Oswald tinha 22 anos quando fez a primeira de várias viagens à Europa (1912), onde entrou em contato com os movimentos de vanguarda. Mas só depois de dez anos empregaria as técnicas desses movimentos. De qualquer forma, divulgou o Futurismo e o Cubismo. O terceiro casamento, com Tarsila do Amaral, em 1926, forjou o casal responsável pelo lançamento da Antropofagia. Mário os chamava de "Tarsiwald"... Com Tarsila voltou à Europa algumas vezes. A crise de 29 abalou as finanças do escritor. Vem a separação de Tarsila e uma nova relação: Patrícia Galvão (Pagu), escritora comunista. Oswald passou a participar de reuniões operárias e ingressou no Partido Comunista. Casou-se mais uma vez, depois de separado de Pagu, até que, já com 54 anos, conheceu Maria Antonieta d'Alkmin. Permaneceram juntos até a morte do poeta, em 1954.
Nenhum outro escritor do Modernismo ficou mais conhecido pelo espírito irreverente e combativo do que Oswald de Andrade. Sua atuação intelectual é considerada fundamental na cultura brasileira do início do século. A obra literária de Oswald apresenta exemplarmente as características do Modernismo da primeira fase.
Em Pau-Brasil, põe em prática as propostas do manifesto do mesmo nome. Na primeira parte do livro, "História do Brasil", Oswald recupera documentos da nossa literatura de informação, dando-lhe um vigor poético surpreendente.
Na segunda parte de Pau-Brasil - "Poemas da colonização" -, o escritor revê alguns momentos de nossa época colonial. O que mais chama a atenção nesses poemas é o poder de síntese do autor. No Pau-Brasil há ainda a descrição da paisagem brasileira, de cenas do cotidiano, além de poemas metalingüísticos.
A poesia de Oswald é precursora de um movimento que vai marcar a cultura brasileira na década de 60: o Concretismo. Suas idéias, recuperadas também na década de 60, reaparecem com roupagem nova no Tropicalismo.
Memórias sentimentais de João Miramar chama a atenção pela linguagem e pela montagem inédita. O romance apresenta uma técnica de composição revolucionária, se comparado aos romances tradicionais: são 163 episódios numerados e intitulados, que constituem capítulos-relâmpago - tudo muito influenciado pela linguagem do cinema - ou, mais precisamente, como se os fragmentos estivessem dispostos num álbum, tal qual fotos que mantêm relação entre si.
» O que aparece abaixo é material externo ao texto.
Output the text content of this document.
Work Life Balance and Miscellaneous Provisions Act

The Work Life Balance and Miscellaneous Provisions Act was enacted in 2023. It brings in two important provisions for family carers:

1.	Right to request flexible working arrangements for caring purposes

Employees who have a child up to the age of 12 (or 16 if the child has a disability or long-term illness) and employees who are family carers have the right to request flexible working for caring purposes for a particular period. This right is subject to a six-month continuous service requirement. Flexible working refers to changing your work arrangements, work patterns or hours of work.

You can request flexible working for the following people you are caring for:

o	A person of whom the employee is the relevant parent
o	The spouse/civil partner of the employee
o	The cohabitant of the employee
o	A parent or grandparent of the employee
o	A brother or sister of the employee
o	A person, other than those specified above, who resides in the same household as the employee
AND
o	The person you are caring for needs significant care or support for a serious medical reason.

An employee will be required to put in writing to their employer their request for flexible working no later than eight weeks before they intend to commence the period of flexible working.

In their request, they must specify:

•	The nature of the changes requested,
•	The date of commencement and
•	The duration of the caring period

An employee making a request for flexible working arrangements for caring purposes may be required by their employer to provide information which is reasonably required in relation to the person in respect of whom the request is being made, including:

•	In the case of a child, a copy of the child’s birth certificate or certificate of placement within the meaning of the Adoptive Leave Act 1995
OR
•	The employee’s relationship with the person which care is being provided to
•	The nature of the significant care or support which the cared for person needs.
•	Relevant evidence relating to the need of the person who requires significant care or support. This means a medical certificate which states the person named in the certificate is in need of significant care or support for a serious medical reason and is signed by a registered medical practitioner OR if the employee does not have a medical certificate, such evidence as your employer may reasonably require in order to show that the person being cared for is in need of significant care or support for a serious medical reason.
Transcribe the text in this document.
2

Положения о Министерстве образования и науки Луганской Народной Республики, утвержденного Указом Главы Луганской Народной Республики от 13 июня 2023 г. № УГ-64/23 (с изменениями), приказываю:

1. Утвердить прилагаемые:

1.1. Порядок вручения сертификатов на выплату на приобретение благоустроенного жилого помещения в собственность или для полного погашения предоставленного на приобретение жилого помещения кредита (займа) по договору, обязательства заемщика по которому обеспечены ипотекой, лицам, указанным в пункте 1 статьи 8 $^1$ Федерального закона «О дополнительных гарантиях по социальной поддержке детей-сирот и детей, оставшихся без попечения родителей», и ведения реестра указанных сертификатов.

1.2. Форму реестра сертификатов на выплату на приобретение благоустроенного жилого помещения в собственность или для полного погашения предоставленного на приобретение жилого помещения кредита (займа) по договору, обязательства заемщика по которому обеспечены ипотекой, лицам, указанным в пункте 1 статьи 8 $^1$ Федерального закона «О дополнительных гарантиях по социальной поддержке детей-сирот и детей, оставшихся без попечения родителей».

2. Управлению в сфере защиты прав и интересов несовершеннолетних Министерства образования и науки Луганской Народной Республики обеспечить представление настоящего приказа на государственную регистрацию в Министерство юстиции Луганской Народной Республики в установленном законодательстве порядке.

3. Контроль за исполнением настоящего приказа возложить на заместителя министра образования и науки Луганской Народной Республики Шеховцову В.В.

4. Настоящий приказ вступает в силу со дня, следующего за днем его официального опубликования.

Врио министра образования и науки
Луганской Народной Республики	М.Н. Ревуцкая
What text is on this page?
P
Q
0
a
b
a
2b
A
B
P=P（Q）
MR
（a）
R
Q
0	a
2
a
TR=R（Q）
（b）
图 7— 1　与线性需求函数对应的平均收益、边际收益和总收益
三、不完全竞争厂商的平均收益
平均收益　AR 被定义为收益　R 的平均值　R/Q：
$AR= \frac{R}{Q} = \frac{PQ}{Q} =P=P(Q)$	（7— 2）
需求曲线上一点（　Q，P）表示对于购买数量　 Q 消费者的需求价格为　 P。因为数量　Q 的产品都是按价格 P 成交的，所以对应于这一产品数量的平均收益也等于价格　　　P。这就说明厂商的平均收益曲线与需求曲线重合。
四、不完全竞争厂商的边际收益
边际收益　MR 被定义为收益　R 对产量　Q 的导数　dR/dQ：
Cada episódio narra, com ironia e humor, um fragmento da vida de Miramar. "Recorte, colagem, montagem", resume o crítico Décio Pignatari.
O material narrativo segue esta ordem: infância de Miramar, adolescência e viagem à Europa a bordo do navio Marta; regresso ao Brasil, motivado pela morte da mãe; casamento com Célia, e um romance paralelo com a atriz Rocambola; nascimento da filha; divórcio e morte de Célia; falência de Miramar.
Em 1937 publicou-se O rei da vela, peça que focaliza a sociedade brasileira dos anos 30. Pelo seu caráter pouco convencional, só foi levada a cena trinta anos depois, integrando o movimento tropicalista.
Oswald de Andrade morreu em São Paulo em 1954
Fonte da biografia:http://www.culturabrasil.org/oswald.htm


O Sul-Americano Calabar
Torcida indígena a favor de um imperialismo "civilizador". Leitor pequeno-burguês, não será você? No Brasil há duas correntes de opinião: os que acreditam que a guerra holandesa acabou e os que sabem perfeitamente que ela continua, através de fundings, empréstimos e tomadas de poder por este ou aquele grupo calabarista.
Botafogo etc.
Beiramarávamos em auto pelo espelho de aluguel arborizado das avenidas marinhas sem sol. Losangos tênues de ouro bandeiranacionalizavam o verde dos montes interiores. No outro lado da baía a serra dos Órgãos serrava. Barcos. E o passado voltava na brisa de baforadas gostosas. Rolah ia vinha derrapava entrava em túneis. Copacabana era um veludo arrepiado na luminosa noite varada pelas frestas da cidade.
Brasil
O Zé Pereira chegou de caravela
E preguntou pro guarani da mata virgem
-Sois cristão?
-Não. Sou bravo, sou forte, sou filho da Morte
Teterê Tetê Quizá Quizá Quecê!
Lá longe a onça resmungava Uu! ua! uu!
O negro zonzo saído da fornalha
Tomou a palavra e respondeu
-Sim pela graça de Deus
Canhém Babá Canhém Babá Cum Cum!
E fizeram o Carnaval

O Gramático

Os negros discutiam
Que o cavalo sipantou
Mas o que mais sabia
Disse que era
Sipantarrou.

3 de maio
Aprendi com meu filho de dez anos
Que a poesia é a descoberta
Das coisas que eu nunca vi

Errro de Português
Quando o português chegou
Debaixo de uma bruta chuva
Vestiu o índio
Que pena!
Fosse uma manhã de sol
O índio tinha despido
O português.
(in: Poesias Reunidas. 5ª ed. Rio de Janeiro: Civilização Brasileira, 1978.)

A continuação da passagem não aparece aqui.